そのほか、アートの分野でもイベントを開催できることが当施設の強みです。「Workers’ Cinema Week」では、「仕事」「イノベーション」をテーマに選定した映画作品を上映。また、「Good Morning Music with BLUE NOTE PLACE」と称して、ブルーノート・プレイスが選定した上質な音楽を4月の間、平日の朝にエントランスで放送。これらの仕掛けが、恵比寿ガーデンプレイスで働くビジネスパーソンの方々にとって、仕事上の気づきや発見を得るきっかけになれば、と考えています。

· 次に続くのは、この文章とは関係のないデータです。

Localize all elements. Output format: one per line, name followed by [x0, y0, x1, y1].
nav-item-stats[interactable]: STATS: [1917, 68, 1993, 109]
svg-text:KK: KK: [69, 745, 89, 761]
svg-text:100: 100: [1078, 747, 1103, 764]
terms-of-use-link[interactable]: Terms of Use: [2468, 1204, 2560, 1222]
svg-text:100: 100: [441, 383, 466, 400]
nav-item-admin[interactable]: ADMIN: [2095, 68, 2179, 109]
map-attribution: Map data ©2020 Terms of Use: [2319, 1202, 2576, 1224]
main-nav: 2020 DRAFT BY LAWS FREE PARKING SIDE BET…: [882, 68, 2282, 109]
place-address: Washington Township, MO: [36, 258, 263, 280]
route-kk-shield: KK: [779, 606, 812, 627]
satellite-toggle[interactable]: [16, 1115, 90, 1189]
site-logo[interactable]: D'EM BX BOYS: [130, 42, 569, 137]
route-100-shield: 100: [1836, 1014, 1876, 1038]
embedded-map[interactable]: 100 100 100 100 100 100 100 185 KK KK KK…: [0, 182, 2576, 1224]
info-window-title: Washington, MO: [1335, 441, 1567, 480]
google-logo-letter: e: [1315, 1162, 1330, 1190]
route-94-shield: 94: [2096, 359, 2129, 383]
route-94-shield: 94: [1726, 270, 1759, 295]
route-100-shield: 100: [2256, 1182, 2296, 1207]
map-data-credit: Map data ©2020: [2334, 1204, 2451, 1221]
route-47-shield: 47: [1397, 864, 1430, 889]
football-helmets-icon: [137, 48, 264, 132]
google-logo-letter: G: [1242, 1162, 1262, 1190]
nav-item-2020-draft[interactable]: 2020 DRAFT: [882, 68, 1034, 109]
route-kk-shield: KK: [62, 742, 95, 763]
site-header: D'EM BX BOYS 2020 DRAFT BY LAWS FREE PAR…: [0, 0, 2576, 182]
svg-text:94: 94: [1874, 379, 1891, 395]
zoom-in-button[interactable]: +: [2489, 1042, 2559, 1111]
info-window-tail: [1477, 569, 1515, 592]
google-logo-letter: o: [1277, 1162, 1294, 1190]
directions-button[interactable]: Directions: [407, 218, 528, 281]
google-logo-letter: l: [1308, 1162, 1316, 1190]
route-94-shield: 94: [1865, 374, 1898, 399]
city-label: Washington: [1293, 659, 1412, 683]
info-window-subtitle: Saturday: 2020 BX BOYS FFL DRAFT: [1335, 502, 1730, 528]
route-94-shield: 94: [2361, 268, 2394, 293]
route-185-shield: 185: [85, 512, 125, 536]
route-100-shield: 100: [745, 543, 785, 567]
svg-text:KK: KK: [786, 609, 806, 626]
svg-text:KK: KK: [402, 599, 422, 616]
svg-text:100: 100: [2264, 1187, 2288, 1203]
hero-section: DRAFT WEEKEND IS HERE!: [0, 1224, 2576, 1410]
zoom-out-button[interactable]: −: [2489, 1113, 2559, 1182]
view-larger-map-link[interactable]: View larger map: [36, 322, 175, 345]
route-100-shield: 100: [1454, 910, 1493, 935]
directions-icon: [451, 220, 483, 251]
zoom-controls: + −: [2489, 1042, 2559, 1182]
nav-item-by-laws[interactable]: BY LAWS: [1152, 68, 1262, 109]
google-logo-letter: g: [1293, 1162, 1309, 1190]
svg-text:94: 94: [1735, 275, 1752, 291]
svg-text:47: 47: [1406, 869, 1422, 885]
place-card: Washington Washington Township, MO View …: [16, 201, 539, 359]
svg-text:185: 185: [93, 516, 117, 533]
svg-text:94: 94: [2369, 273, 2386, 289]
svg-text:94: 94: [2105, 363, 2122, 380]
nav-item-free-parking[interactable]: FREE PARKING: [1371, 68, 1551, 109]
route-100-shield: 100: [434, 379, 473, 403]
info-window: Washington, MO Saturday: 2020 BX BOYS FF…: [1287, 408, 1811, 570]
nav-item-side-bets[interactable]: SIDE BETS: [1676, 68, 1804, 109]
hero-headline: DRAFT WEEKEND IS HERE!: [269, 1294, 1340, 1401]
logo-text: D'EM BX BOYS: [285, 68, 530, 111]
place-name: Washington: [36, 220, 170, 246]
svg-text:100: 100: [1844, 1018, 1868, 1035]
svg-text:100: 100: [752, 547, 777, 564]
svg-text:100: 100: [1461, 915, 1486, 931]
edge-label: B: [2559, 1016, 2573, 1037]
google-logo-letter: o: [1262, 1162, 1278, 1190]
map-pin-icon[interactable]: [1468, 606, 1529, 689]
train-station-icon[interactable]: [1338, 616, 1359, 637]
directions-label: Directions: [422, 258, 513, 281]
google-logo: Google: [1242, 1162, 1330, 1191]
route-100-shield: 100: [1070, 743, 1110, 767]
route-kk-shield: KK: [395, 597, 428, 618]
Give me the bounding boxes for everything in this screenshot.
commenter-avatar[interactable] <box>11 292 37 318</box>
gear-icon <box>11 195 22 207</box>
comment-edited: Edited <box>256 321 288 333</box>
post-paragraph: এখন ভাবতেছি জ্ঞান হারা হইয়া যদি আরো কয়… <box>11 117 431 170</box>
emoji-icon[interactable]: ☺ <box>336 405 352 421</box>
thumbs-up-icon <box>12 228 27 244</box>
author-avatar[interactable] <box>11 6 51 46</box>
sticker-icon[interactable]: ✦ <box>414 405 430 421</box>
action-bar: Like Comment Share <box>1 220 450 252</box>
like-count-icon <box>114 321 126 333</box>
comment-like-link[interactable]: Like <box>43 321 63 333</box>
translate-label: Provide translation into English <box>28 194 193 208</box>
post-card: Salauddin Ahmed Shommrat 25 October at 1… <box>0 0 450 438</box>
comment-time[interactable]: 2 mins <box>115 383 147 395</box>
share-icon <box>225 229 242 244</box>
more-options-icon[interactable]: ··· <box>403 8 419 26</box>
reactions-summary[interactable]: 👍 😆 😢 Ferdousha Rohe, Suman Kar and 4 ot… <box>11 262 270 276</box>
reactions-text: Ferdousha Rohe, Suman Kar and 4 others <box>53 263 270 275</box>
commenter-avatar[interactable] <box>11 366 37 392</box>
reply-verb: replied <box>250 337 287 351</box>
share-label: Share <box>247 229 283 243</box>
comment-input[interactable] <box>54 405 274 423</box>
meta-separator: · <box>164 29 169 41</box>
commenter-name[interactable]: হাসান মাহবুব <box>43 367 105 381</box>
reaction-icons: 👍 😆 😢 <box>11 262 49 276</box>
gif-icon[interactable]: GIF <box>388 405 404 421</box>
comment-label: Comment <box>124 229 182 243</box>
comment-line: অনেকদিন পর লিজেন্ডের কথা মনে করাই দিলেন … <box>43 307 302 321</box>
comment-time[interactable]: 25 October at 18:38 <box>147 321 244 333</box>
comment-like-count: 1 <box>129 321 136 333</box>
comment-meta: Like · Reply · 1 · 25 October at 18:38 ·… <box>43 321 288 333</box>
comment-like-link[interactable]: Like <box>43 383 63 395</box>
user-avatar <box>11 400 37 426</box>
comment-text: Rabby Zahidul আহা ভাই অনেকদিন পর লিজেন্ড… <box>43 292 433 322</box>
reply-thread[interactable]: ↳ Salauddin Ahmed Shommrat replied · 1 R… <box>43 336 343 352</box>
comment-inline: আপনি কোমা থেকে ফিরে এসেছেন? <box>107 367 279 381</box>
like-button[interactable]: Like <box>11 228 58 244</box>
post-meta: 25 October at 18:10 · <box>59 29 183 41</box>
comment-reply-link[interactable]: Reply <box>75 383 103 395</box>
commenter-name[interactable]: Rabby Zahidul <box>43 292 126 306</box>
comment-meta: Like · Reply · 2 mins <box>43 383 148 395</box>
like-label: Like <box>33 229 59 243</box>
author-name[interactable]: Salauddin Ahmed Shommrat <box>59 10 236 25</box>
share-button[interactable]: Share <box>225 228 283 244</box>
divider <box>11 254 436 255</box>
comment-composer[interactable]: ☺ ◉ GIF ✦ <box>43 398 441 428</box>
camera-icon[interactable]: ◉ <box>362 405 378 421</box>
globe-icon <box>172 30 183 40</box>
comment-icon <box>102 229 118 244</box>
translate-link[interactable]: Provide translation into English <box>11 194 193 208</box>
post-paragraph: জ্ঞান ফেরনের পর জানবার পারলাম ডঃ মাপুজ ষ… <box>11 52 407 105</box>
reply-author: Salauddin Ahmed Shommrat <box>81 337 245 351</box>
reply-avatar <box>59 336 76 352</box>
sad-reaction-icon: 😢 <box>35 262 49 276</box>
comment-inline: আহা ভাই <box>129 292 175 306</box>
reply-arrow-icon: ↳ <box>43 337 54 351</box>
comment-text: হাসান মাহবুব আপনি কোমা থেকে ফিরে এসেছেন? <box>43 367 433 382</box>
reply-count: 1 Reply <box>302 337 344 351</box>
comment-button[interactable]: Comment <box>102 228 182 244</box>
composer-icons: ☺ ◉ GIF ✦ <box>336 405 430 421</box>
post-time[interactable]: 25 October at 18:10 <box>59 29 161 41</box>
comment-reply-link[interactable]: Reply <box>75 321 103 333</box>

「恵比寿ガーデンプレイス」が、働く時も、遊ぶ時も、ちょっとしたひらめきが生まれる場所となり、ワークプレイスとしての街の価値を高めていきたいというのが当社の思いです。そのためには、我々自身が考え方や施策を常にアップデートしていかなければならないでしょう。今回の新しいブランドコンセプトのようにソフト面でのアップデートはもちろんのこと、ハード面では建物の形を変えずに、経年とともに味わいが増すように施設を維持することも時には必要になるはずです。こうした不断の努力を続けながら、恵比寿の街と「恵比寿ガーデンプレイス」の関係が今後もいい形で続くよう、邁進していきます。当社のこうした取り組みに魅力を感じ、より多くの企業様やビジネスパーソンの方々が集まり、今後ますますこの施設と街が発展していけば、と願っています。